The problem is with your indentation. The definition of show needs to be indented relative to the instance show a => Show (Matrix a). As it is, it appears that you are trying to define a new function called show, unrelated to the Show class, which you can't do.
#dfeuer, whose name I continue to have trouble spelling, has given you the direct answer - Haskell is sensitive to layout - but I'm going to try to help you with the underlying question that you've alluded to in the comments, without giving you the full answer.
You mentioned that you were confused about how matrices are represented. Read the source, Luke:
newtype Matrix a = Mat ((Int,Int), (Int,Int) -> a)
This newtype declaration tells you that a Matrix is formed from a pair ((Int,Int), (Int,Int) -> a). If you split up the tuple, that's an (Int, Int) pair and a function of type (Int, Int) -> a (a function with two integer arguments which returns something of arbitrary type a). This suggests to me that the first part of the tuple represents the size of the matrix, and the second part is a function mapping coordinates onto elements. This hypothesis seems to be confirmed by some of the example code your professor has given you - have a look at at or mtranspose, for example.
So, the question is - given the width and height of the matrix, and a function which will give you the element at a given coordinate, how do we give a string showing the items in the matrix?
The first thing we need to do is enumerate all the possible coordinates for the given width and height of the matrix.
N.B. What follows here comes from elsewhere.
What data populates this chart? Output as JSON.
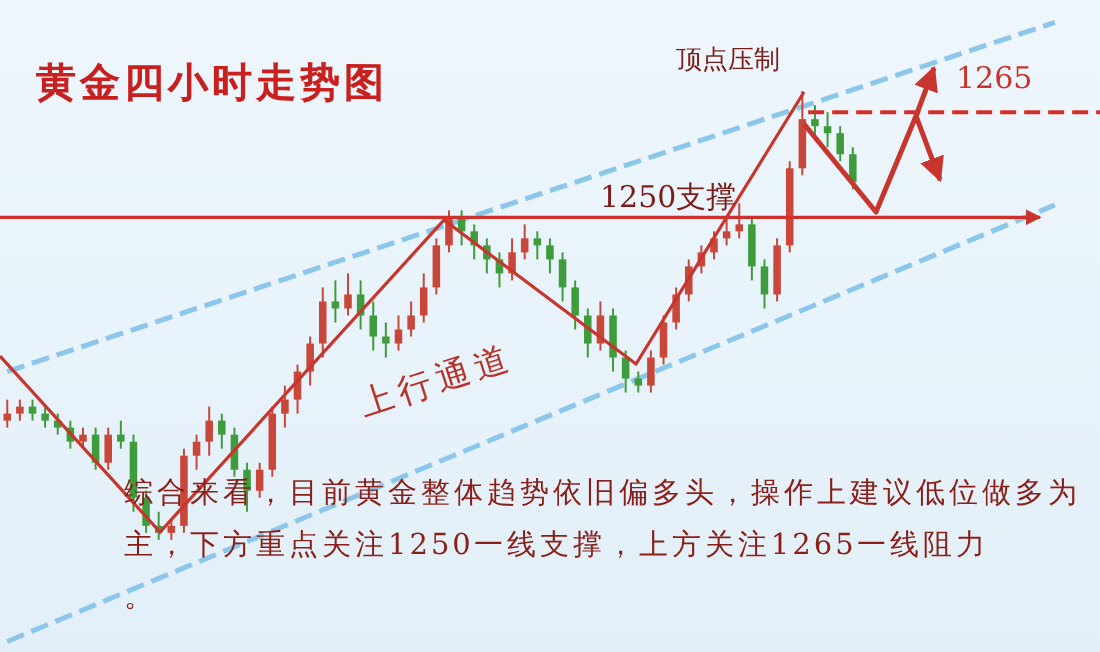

Haskell provides some useful syntactic constructs for this sort of operation - we can write [x .. y] to enumerate all the values between x and y, and use a list comprehension to unpack those enumerations in a nested loop.
coords :: (Int, Int) -- (width, height)
-> [(Int, Int)] -- (x, y) pairs
coords (w, h) = [(x, y) | x <- [0 .. w], y <- [0 .. h]]
For example:
ghci> coords (2, 4)
[(0,0),(0,1),(0,2),(0,3),(0,4),(1,0),(1,1),(1,2),(1,3),(1,4),(2,0),(2,1),(2,2),(2,3),(2,4)]
Now that we've worked out how to list all the possible coordinates in a matrix, how do we turn coordinates into elements of type a? Well, the Mat constructor contains a function (Int, Int) -> a which gives you the element associated with a single coordinate. We need to apply that function to each of the coordinates in the list which we just enumerated. This is what map does.
elems :: Matrix a -> [a]
elems (Mat (size, f)) = map f $ coords size
So, there's the code to enumerate the elements of a matrix. Can you figure out how to modify this code so that a) it shows the elements as a string and b) it shows them in a row-by-row fashion? You'll probably need to adjust both of these functions.
I suppose the broader point I'd like to make is that even though it feels like your professor has thrown you into the deep end, it's always possible to do a little detective work and figure out for yourself what something means. Many - most? - of the people answering questions on this site are self-taught programmers, myself included. We persevered!
After all, it's just code. If a computer's going to understand it then it must be written down on the page, and that means that you can understand it, too.